On Mon, Feb 6, 2023 at 12:18 AM Andres Freund <andres@anarazel.de> wrote:
Hi,
On 2023-02-05 22:00:20 +0100, Mats Kindahl wrote: > Tom had some concerns about using PG_TRY() inside the postmaster > ServerLoop
I don't think we gain anything in most of the places by using PG_TRY instead of a non-throwing allocations. The relevant is cooperating closely enough that just returning returning a failure indicator is sufficient.
Note that that doesn't mean that palloc can't be used, see MCXT_ALLOC_NO_OOM.
Ah, yes, then both patches can be rewritten to not use PG_TRY().
>, but I cannot see how that can cause problems since it is "just" > a setjmp() and longjmp(). It allocates a structure on the stack that > contains the values of the registers and the signal set; it is big, but not > exceedingly so. If somebody could enlighten me about if there are any > problems with this, I would be very grateful.
If you aren't careful you end up with PG_exception_stack in a backend still pointing to that PG_TRY. Which means that an error during backend startup would jump into postmaster code. Which would not be good.
I did run into this case when "failing" some of the memory allocations inside the backend with a debugger (see the PATCH.md).
There are, however, already cases in the backend startup that can raise an error (for example, the code that creates the MessageContext in PostgresMain).
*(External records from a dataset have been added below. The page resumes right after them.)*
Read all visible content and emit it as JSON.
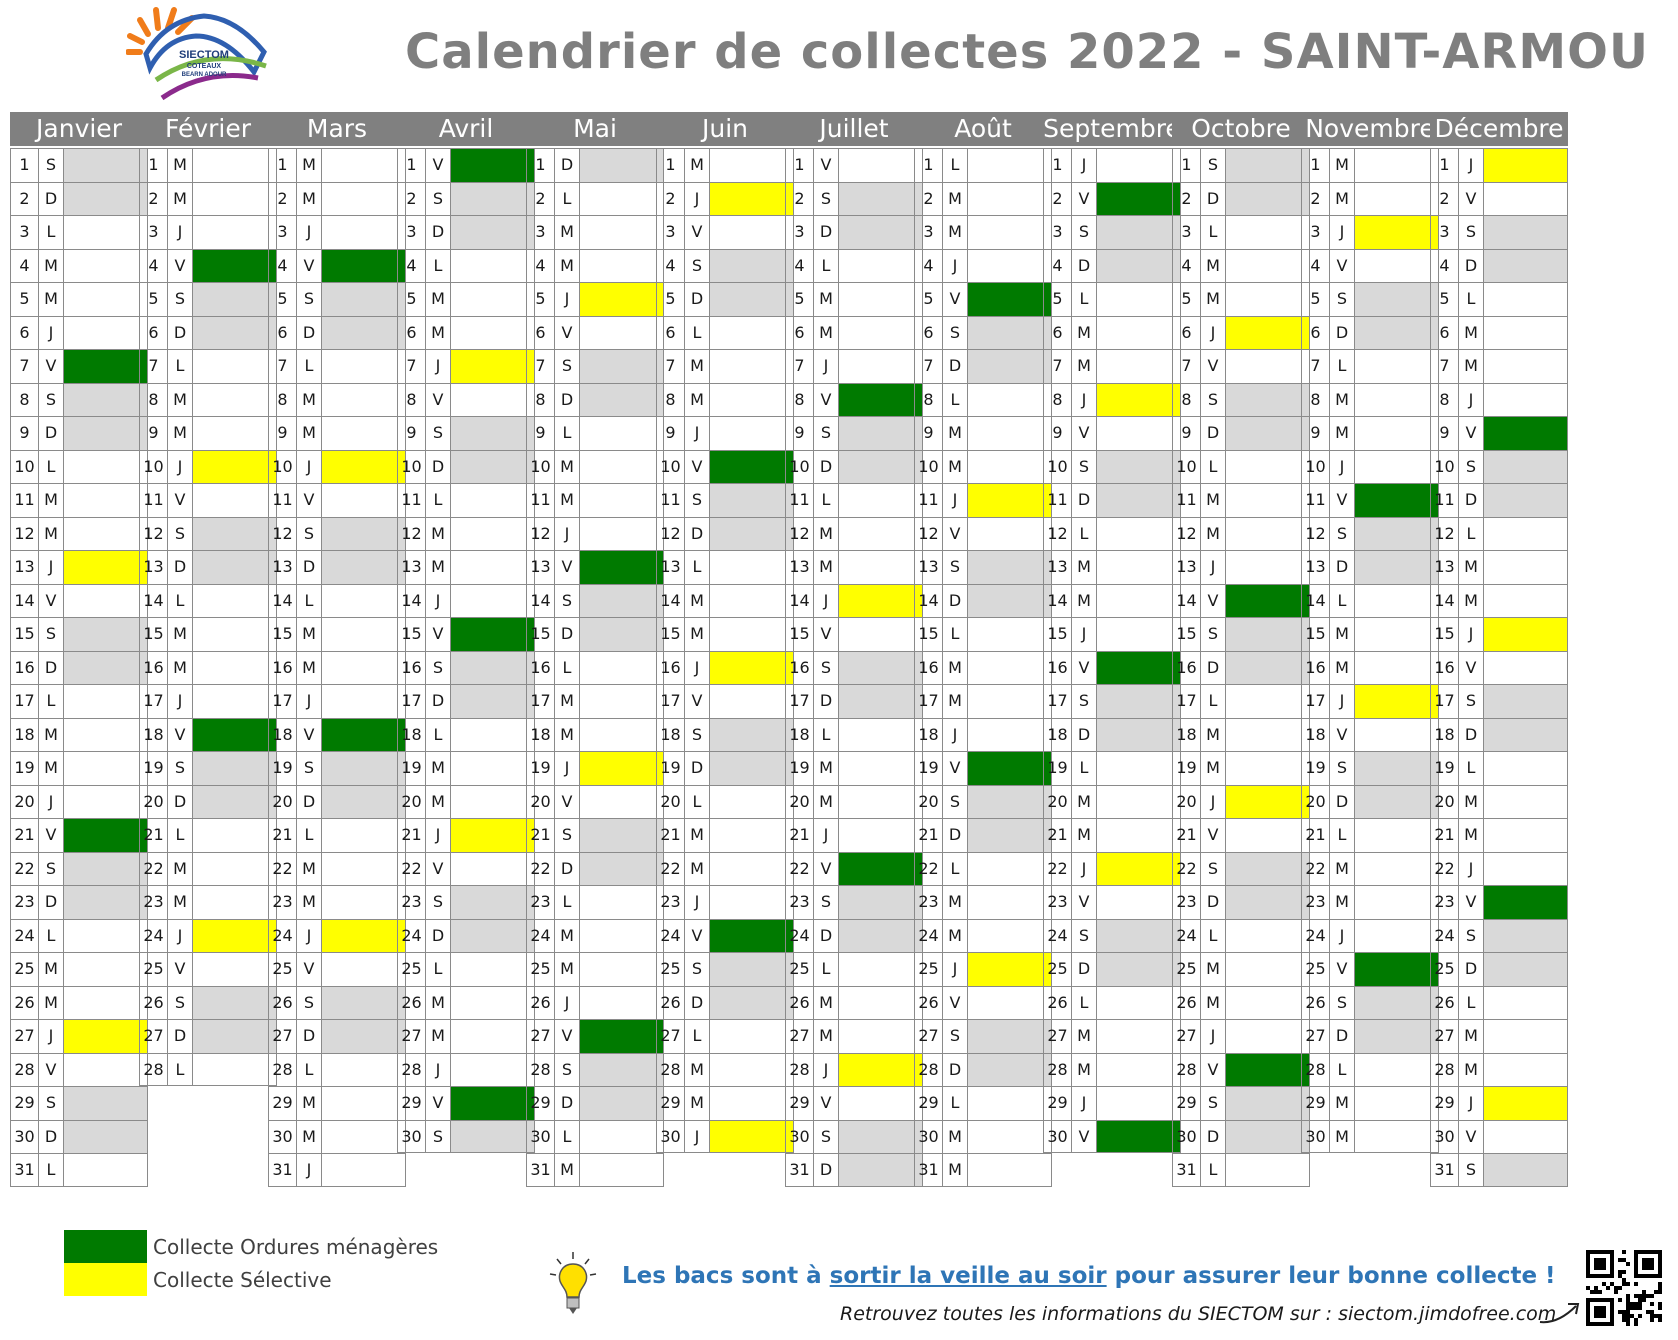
{
  "header": {
    "title": "Calendrier de collectes 2022 - SAINT-ARMOU",
    "logo_text": [
      "SIECTOM",
      "COTEAUX",
      "BEARN ADOUR"
    ]
  },
  "colors": {
    "ordures": "#007a00",
    "selective": "#ffff00",
    "weekend": "#d9d9d9",
    "header": "#808080"
  },
  "months": [
    {
      "name": "Janvier",
      "first_weekday": "S",
      "days": 31,
      "ordures": [
        7,
        21
      ],
      "selective": [
        13,
        27
      ]
    },
    {
      "name": "Février",
      "first_weekday": "M",
      "days": 28,
      "ordures": [
        4,
        18
      ],
      "selective": [
        10,
        24
      ]
    },
    {
      "name": "Mars",
      "first_weekday": "M",
      "days": 31,
      "ordures": [
        4,
        18
      ],
      "selective": [
        10,
        24
      ]
    },
    {
      "name": "Avril",
      "first_weekday": "V",
      "days": 30,
      "ordures": [
        1,
        15,
        29
      ],
      "selective": [
        7,
        21
      ]
    },
    {
      "name": "Mai",
      "first_weekday": "D",
      "days": 31,
      "ordures": [
        13,
        27
      ],
      "selective": [
        5,
        19
      ]
    },
    {
      "name": "Juin",
      "first_weekday": "M",
      "days": 30,
      "ordures": [
        10,
        24
      ],
      "selective": [
        2,
        16,
        30
      ]
    },
    {
      "name": "Juillet",
      "first_weekday": "V",
      "days": 31,
      "ordures": [
        8,
        22
      ],
      "selective": [
        14,
        28
      ]
    },
    {
      "name": "Août",
      "first_weekday": "L",
      "days": 31,
      "ordures": [
        5,
        19
      ],
      "selective": [
        11,
        25
      ]
    },
    {
      "name": "Septembre",
      "first_weekday": "J",
      "days": 30,
      "ordures": [
        2,
        16,
        30
      ],
      "selective": [
        8,
        22
      ]
    },
    {
      "name": "Octobre",
      "first_weekday": "S",
      "days": 31,
      "ordures": [
        14,
        28
      ],
      "selective": [
        6,
        20
      ]
    },
    {
      "name": "Novembre",
      "first_weekday": "M",
      "days": 30,
      "ordures": [
        11,
        25
      ],
      "selective": [
        3,
        17
      ]
    },
    {
      "name": "Décembre",
      "first_weekday": "J",
      "days": 31,
      "ordures": [
        9,
        23
      ],
      "selective": [
        1,
        15,
        29
      ]
    }
  ],
  "legend": {
    "ordures_label": "Collecte Ordures ménagères",
    "selective_label": "Collecte Sélective"
  },
  "footer": {
    "tip_part1": "Les bacs sont à ",
    "tip_link": "sortir la veille au soir",
    "tip_part2": " pour assurer leur bonne collecte !",
    "info": "Retrouvez toutes les informations du SIECTOM sur : siectom.jimdofree.com"
  }
}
So, either if one of these error cases is triggered, or if you make a mistake and add an ereport(ERROR,...) at the wrong place during startup, it could cause this problem. In other words, wouldn't adding a PG_TRY() in the code spawning the backend *prevent* such a problem and hence reduce the risk of a mistake in code causing the backend jumping into postmaster code (of course assuming that the code is written correctly).
Particularly because this is a bugfix we need to make the fix more minimal than the patches proposed so far.
I can remove the PG_TRY() and use ereport(LOG, ...) + ExitPostmaster if it feels like a safer path for incorporating a bug fix, but note that there is still a risk that the backend will tear down the postmaster. For example, allocating memory for a memory context can fail, or throwing another error inside the backend startup can also fail, so I think that there will be more work to do after this.